Celebrity criminal defense attorney Mark Geragos is firing back at the Los Angeles Times, saying the newspaper is “corrupt” as it pushes a story on how the California State Bar is investigating “potential misconduct” connected to his work on a sprawling settlement involving victims of the Armenian Genocide as a form of payback.
“The L.A. Times has devolved into a corrupt organization,” Geragos told LAMag on Tuesday. He was responding to the paper’s story about a renewed State Bar investigation into fund distribution in a landmark $17.5 million settlement from a French insurance company to Armenian families stating they were ripped off when trying to make claims on slain loved ones.
Geragos says that the paper’s reporting this week on the State Bar’s announcement is a form of retaliation against him stemming from some recent bad blood. Editors at the Times were furious, he says, when he refused to grant access to his client as its reporters were covering a sensational case.
In a Tuesday announcement, the State Bar thanked the Times for its “excellent reporting,” on the Armenians who said they have been left high and dry, adding that the “status of attorneys or the size of their practice cannot and will not impact our decisions to investigate misconduct.” This was a reference to Geragos whose clients also include celebrities like Winona Ryder, Jussie Smollett, and the late Michael Jackson. The announcement also names attorney Brian Kabateck, who also worked on the settlement.
But Geragos insists he was the one who exposed the fraud that led the Bar to discipline less visible attorneys in the Armenian Genocide case for misappropriating settlement funds.
“I’m the one who filed the lawsuit to expose the fraud, recoup the stolen money, and testified previously for the State Bar,” he says.
Geragos has twice successfully represented Armenian descendants of victims of the 1915 Armenian Genocide massacre, in which an estimated 1.5 million people died. With the help of a team of lawyers, his work led to settlements of $20 million from the New York Life Insurance Co. and $17 million from AXA, an insurance company based in France but with holdings in the United States.
Geragos, who is of Armenian descent, has publicly stated that beyond financial compensation, his ultimate goal is to win official recognition of the Armenian Genocide—a mass slaughter of his people that Turkey continues to deny.
On Tuesday, Geragos also railed against the notion that funds went to his own “pet project,” which is referenced in the State Bar’s release: “Money collected failed to compensate many of the victims’ families and was sent to the pet charities of lawyers involved in the case, including their alma mater, and hundreds of thousands of dollars were directed to sham claimants.”

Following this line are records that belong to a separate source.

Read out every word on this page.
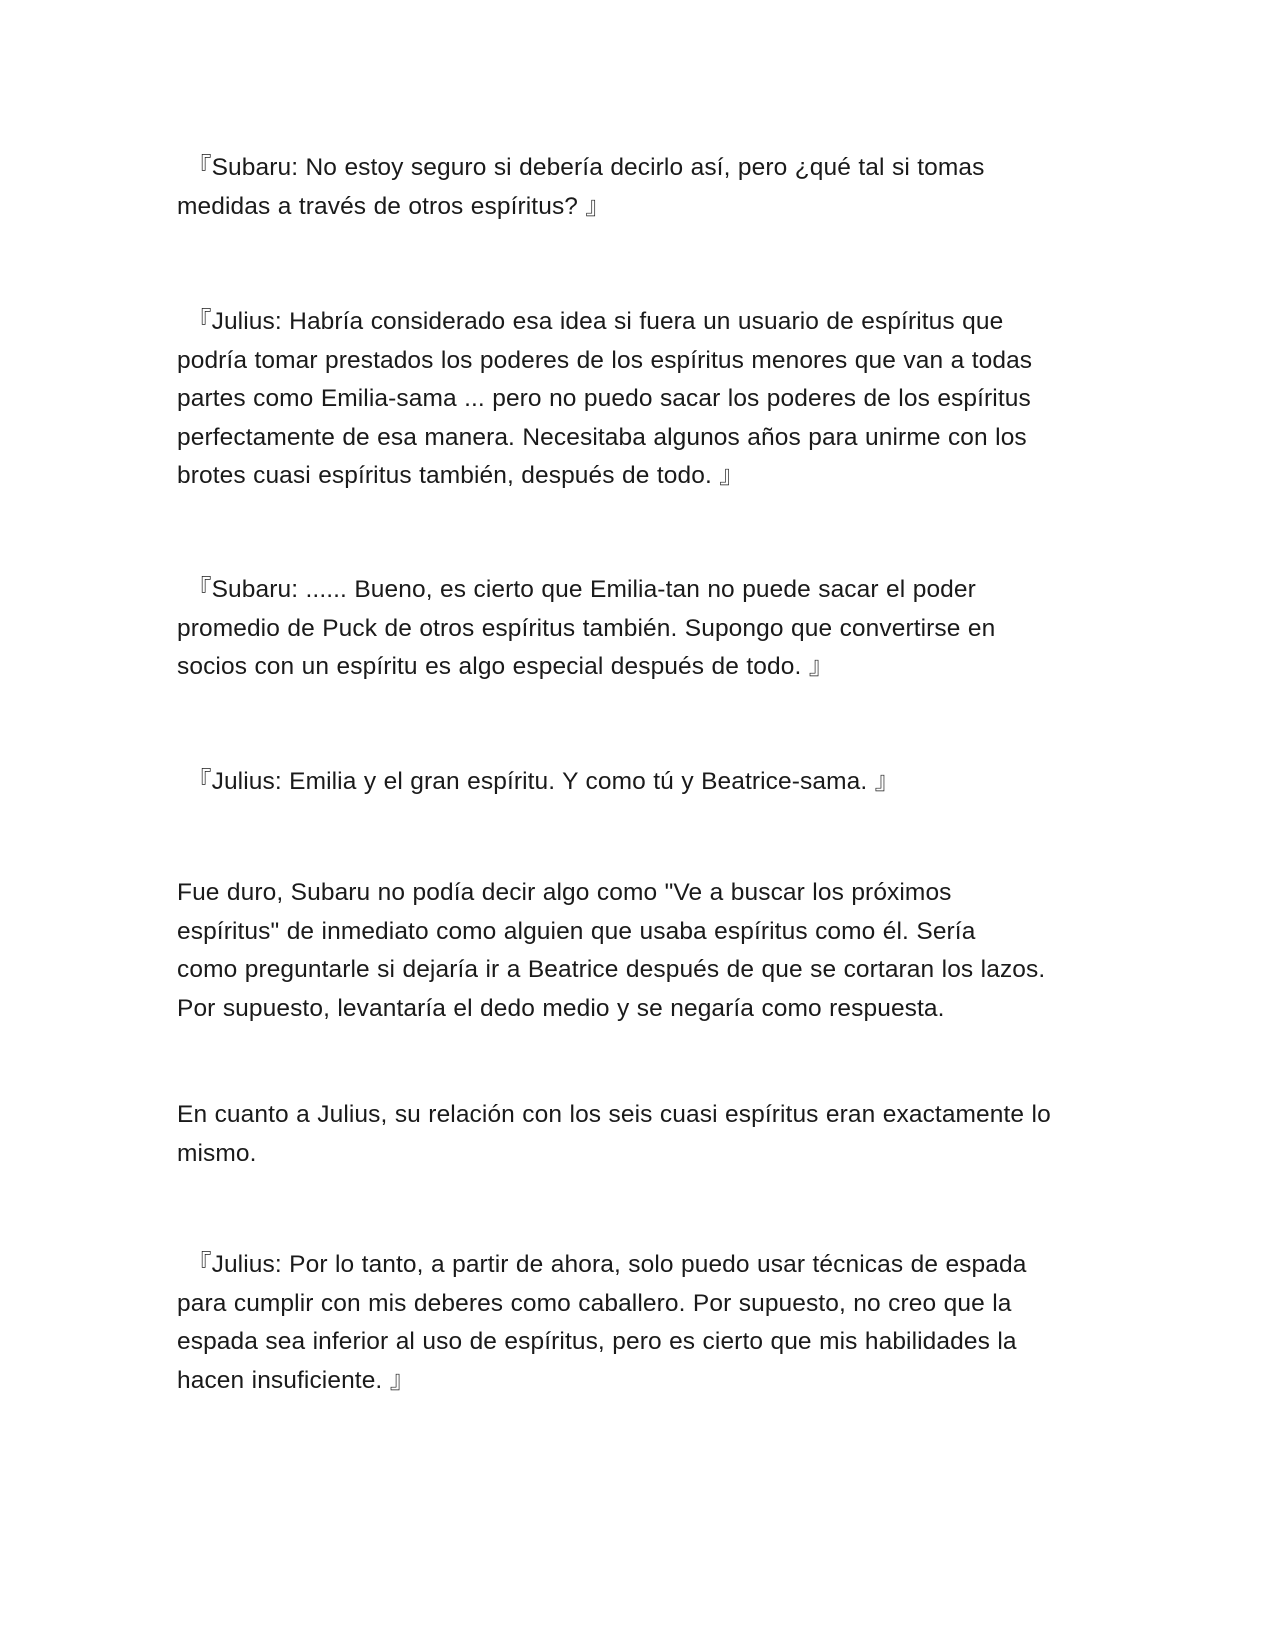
『Subaru: No estoy seguro si debería decirlo así, pero ¿qué tal si tomas
medidas a través de otros espíritus? 』

『Julius: Habría considerado esa idea si fuera un usuario de espíritus que
podría tomar prestados los poderes de los espíritus menores que van a todas
partes como Emilia-sama ... pero no puedo sacar los poderes de los espíritus
perfectamente de esa manera. Necesitaba algunos años para unirme con los
brotes cuasi espíritus también, después de todo. 』

『Subaru: ...... Bueno, es cierto que Emilia-tan no puede sacar el poder
promedio de Puck de otros espíritus también. Supongo que convertirse en
socios con un espíritu es algo especial después de todo. 』

『Julius: Emilia y el gran espíritu. Y como tú y Beatrice-sama. 』

Fue duro, Subaru no podía decir algo como "Ve a buscar los próximos
espíritus" de inmediato como alguien que usaba espíritus como él. Sería
como preguntarle si dejaría ir a Beatrice después de que se cortaran los lazos.
Por supuesto, levantaría el dedo medio y se negaría como respuesta.

En cuanto a Julius, su relación con los seis cuasi espíritus eran exactamente lo
mismo.

『Julius: Por lo tanto, a partir de ahora, solo puedo usar técnicas de espada
para cumplir con mis deberes como caballero. Por supuesto, no creo que la
espada sea inferior al uso de espíritus, pero es cierto que mis habilidades la
hacen insuficiente. 』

Geragos said a portion of the settlement was donated to Loyola Law School, his alma mater, for a program that recognizes the Armenian Genocide but that he finds the term “pet charity” offensive. “Can you imagine you’re a Jewish lawyer and they call the Lowenstein Center at Fordham a pet charity? It smacks of racism.”
Kabateck also rebuked the paper’s story in a letter obtained by LAMag, writing: “The allegations that the L.A. Times is belatedly recycling were all fully investigated by the State Bar of California which concluded that there was absolutely no impropriety of any kind by me or my firm.
“The undisputed facts are and will always be that an independent third-party appointed, approved and overseen by the Court (like in any other class action) distributed the settlement funds to the class members,” Geragos wrote, echoing his colleague’s complaints.
The State Bar was widely criticized for not reining in the blatant greed of bad actors with law licenses—particularly after a racketeering indictment was filed against Real Housewives of Beverly Hills personality Tom Girardi for stealing settlement cash to fund a lavish lifestyle. This was acknowledged in the statement by Board Chair Ruben Duran.
“Confidence in our ability to [stifle corruption] has unfortunately been shaken in recent times by the Girardi matter and what it represents. Restoring and maintaining the public’s trust in the disciplinary apparatus of this agency is imperative. To that end, it is important to emphasize that the State Bar investigates possible misconduct wherever it might occur.”